Parse filename into PDF metadata?

Hi, people who are less terrible than me at programming languages:

I'm trying to write a macro or hazel rule that parses certain information in a PDF's filename into that PDF's metadata (to then use in DT3 smart rules).

These are law cases that are titled by their citations. The citations are in various formats, but all of them begin with "R. v. [NAME]" and include the year somewhere, for example:

R. v. Glue, [2019] S.C.J. No. 18
R. v. Glue, 2019 ONCA 494
R. v. Glue (2019), 129 C.C.C. (3d) 443

…among others. What I'm hoping to do regardless of format is parse out [Glue] (i.e. the word after "v.") into the "Title" metadata field and [2019] (i.e. a year in 19## or 20## format) into the "Date" metadata field.
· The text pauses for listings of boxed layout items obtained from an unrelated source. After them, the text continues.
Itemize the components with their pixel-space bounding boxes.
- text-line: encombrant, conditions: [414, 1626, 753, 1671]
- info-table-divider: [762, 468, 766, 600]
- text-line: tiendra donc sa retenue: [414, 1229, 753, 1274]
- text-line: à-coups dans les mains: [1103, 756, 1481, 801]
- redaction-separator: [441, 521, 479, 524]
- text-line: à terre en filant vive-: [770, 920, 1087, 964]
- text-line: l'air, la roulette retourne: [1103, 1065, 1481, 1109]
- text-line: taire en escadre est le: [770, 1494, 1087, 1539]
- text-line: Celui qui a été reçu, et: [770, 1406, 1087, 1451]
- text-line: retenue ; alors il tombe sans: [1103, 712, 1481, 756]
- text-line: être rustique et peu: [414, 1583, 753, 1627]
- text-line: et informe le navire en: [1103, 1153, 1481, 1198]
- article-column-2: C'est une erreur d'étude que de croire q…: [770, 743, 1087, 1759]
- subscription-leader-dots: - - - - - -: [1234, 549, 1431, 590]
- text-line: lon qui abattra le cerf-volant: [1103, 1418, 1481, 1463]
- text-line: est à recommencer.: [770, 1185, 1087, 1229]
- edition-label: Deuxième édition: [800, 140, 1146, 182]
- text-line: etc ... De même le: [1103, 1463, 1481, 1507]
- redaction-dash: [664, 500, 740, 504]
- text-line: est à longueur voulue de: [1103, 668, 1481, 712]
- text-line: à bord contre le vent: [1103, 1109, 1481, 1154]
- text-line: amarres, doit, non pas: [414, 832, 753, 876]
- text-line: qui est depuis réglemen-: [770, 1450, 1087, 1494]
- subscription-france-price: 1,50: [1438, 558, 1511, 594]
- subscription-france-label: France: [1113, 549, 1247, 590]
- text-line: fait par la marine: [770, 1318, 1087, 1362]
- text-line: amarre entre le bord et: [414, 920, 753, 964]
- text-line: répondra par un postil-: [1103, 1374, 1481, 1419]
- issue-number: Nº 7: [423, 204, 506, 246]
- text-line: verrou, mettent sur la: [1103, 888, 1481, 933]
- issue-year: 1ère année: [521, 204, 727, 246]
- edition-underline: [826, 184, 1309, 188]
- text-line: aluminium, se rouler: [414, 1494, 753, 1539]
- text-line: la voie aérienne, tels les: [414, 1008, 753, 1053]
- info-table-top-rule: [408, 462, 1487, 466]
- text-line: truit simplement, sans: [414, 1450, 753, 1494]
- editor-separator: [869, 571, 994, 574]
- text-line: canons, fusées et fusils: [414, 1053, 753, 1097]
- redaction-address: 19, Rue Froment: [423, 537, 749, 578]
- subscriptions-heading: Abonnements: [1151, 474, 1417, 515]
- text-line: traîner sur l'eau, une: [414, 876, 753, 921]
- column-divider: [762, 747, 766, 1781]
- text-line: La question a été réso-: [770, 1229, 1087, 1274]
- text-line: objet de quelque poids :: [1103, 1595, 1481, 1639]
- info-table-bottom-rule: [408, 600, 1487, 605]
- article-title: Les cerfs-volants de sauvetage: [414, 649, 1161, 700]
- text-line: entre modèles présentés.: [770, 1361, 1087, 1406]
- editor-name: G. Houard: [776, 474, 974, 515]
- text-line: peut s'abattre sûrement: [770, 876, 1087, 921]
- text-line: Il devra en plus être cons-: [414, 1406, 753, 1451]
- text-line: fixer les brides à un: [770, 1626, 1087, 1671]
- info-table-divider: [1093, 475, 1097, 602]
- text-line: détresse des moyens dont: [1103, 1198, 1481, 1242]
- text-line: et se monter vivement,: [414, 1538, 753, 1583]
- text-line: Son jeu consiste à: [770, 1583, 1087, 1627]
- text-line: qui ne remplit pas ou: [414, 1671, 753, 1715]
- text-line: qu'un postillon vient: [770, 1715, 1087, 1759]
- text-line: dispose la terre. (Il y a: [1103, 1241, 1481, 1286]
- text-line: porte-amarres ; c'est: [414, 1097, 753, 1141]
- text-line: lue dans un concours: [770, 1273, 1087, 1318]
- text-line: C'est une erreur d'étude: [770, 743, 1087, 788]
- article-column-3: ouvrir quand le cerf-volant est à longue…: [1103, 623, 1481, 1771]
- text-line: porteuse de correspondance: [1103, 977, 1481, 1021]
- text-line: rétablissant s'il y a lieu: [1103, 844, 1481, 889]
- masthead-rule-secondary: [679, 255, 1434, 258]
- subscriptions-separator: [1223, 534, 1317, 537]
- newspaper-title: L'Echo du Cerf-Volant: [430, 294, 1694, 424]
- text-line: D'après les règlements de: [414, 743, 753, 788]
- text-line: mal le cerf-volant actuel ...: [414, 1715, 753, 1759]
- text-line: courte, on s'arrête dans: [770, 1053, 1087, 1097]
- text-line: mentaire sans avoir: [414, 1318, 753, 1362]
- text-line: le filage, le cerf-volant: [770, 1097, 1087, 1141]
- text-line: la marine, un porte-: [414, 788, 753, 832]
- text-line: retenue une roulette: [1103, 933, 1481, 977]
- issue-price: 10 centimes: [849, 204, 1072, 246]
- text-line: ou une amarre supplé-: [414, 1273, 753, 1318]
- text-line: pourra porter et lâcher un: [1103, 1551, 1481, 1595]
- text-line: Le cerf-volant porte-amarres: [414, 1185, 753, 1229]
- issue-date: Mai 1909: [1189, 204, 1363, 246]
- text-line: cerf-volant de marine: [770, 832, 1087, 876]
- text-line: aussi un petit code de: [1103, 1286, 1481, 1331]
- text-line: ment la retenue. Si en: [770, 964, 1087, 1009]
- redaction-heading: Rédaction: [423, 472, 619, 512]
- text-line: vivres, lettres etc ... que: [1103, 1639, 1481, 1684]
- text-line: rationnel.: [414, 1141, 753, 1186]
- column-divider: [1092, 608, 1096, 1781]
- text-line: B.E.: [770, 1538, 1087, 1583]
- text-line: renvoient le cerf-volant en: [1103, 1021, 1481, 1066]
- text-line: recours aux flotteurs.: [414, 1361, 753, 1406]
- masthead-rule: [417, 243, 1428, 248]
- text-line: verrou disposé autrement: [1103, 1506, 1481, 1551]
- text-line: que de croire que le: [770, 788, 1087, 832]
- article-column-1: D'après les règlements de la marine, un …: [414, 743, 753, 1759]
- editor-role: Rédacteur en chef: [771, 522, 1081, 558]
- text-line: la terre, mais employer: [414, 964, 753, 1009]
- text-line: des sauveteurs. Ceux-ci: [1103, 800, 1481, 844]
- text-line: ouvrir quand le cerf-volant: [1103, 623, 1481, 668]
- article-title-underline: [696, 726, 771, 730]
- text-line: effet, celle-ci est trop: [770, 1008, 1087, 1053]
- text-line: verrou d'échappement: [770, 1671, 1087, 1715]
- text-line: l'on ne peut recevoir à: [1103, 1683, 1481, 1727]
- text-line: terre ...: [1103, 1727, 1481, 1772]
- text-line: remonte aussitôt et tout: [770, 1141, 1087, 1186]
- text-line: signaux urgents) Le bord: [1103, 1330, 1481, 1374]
I just spent an unhappy half-hour trying to adapt the bash in Desalegn's post here—but it occurred to me that what will probably take me hours to get right might be the work of seconds for someone with a moment to spare in this generous community. Or maybe someone has a better idea of how to go about doing this?.

Thanks so much!!
LR

Does Hazel take regex? If so a search using regex, here or elsewhere might help.

Hi @antexit,

You didn't say how you would be processing these file names (Manual selection? Whenever one is added to a folder? Going through every existing file in a folder?) so without more details, it's difficult to demonstrate a full-featured macro that could meet this need, but if you're just looking for how to parse the filenames for their data, based on the examples you provided and the format you describe, this should get you started:

Test Macro.kmmacros (4.3 KB)
image

Results

47%20AM

Key Regex

(?<=R. v. )([^\s,)]+).*(\d{4})

1 Like

Amazing. Thanks so much. I'll play with this this aft and report back.

And I hadn't considered how I'd be processing the filenames—I guess there'll be a tremendous number of files to process at first, and then going forward I'd be doing it piecemeal—but I think (hope) I can figure out that end of it with some poking around.

In both cases you can use the KM For Each action, with either of these collections (lists):

In the For Each you will enter a KM Variable in which will be stored the POSIX file path for each item in the list as KM processes the loop. I usually name this "Local__FilePath".

You can then get the file name (or other property) of the file using the Get File Attribute action. We'll call this "Local__FileName".

The "Local__FileName" will be the source for use with the RegEx that @gglick provided above. So, where he used "LocalLine", you will use "Local__FileName"

I don't have any idea of how to update the PDF metadata, but you should try a search of the forum, as there have been may topics about PDFs.

Try putting together the macro yourself, and if you get stuck, feel free to post back here.